Duy Nguyen <pclouds@xxxxxxxxx> · Mon, 19 Mar 2018 17:54:48 +0100

On Mon, Mar 19, 2018 at 5:43 PM, Junio C Hamano <gitster@xxxxxxxxx> wrote:
> Nguyễn Thái Ngọc Duy  <pclouds@xxxxxxxxx> writes:
>
>> +static inline void oe_set_size(struct object_entry *e,
>> +                            unsigned long size)
>> +{
>> +     e->size_ = size;
>> +     e->size_valid = e->size_ == size;
>
> A quite similar comment as my earlier one applies here.  I wonder if
> this is easier to read?
>
>         e->size_valid = fits_in_32bits(size);
>         if (e->size_valid)
>                 e->size_ = size;
>
> Stepping back a bit in a different tangent,
>
>  - fits_in_32bits() is a good public name if the helper is about
>    seeing if the given quantity fits in 32bit uint,
>
>  - but that carves it in stone that our e->size_ *will* be 32bit
>    forever, which is not good.
>
> So, it may be a good idea to call it size_cacheable_in_oe(size) or
> something to ask "I have this 'size'; is it small enough to fit in
> the field in the oe, i.e. allow us to cache it, as opposed to having
> to go back to the object every time?"  Of course, this would declare
> that the helper can only be used for that particular field, but that
> is sort of the point of such a change, to allow us to later define
> the e->size_ field to different sizes without affecting other stuff.
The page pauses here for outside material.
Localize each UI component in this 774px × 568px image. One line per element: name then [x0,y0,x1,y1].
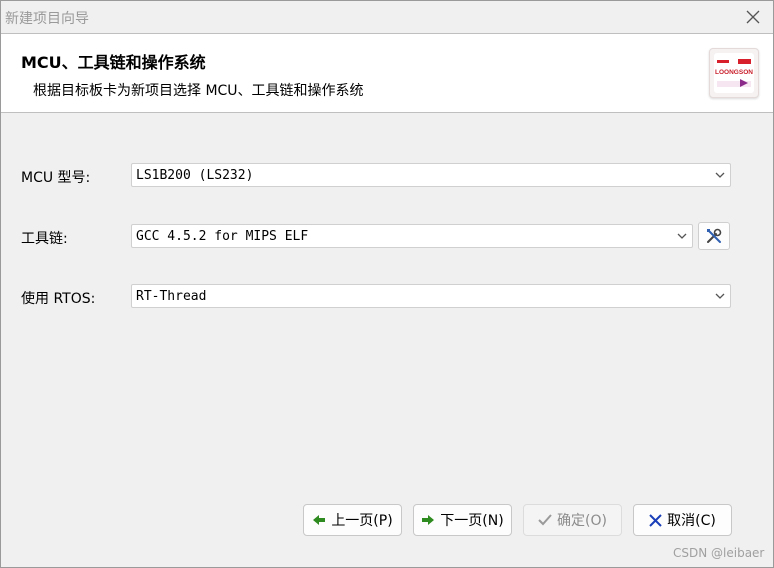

This is why I do "size_valid = size_ == size". In my private build, I
reduced size_ to less than 32 bits and change the "fits_in_32bits"
function to do something like

int fits_in_32bits(unsigned long size)
{
struct object_entry e;
e.size_ = size;
return e.size_ == size.
}

which makes sure it always works. This spreads the use of "valid = xx
== yy"  in more places though. I think if we just limit the use of
this expression in a couple access wrappers than it's not so bad.

>> +     if (!e->size_valid) {
>> +             unsigned long real_size;
>> +
>> +             if (sha1_object_info(e->idx.oid.hash, &real_size) < 0 ||
>> +                 size != real_size)
>> +                     die("BUG: 'size' is supposed to be the object size!");
>> +     }
>
> If an object that is smaller than 4GB is fed to this function with
> an incorrect size, we happily record it in e->size_ and declare it
> is valid.  Wouldn't that be equally grave error as we are catching
> in this block?

That adds an extra sha1_object_info() to all objects and it's
expensive (I think it's one of the reasons we cache values in
object_entry in the first place). I think there are also a few
occasions we reuse even bad in-pack objects (there are even tests for
that) so it's not always safe to die() here.
-- 
Duy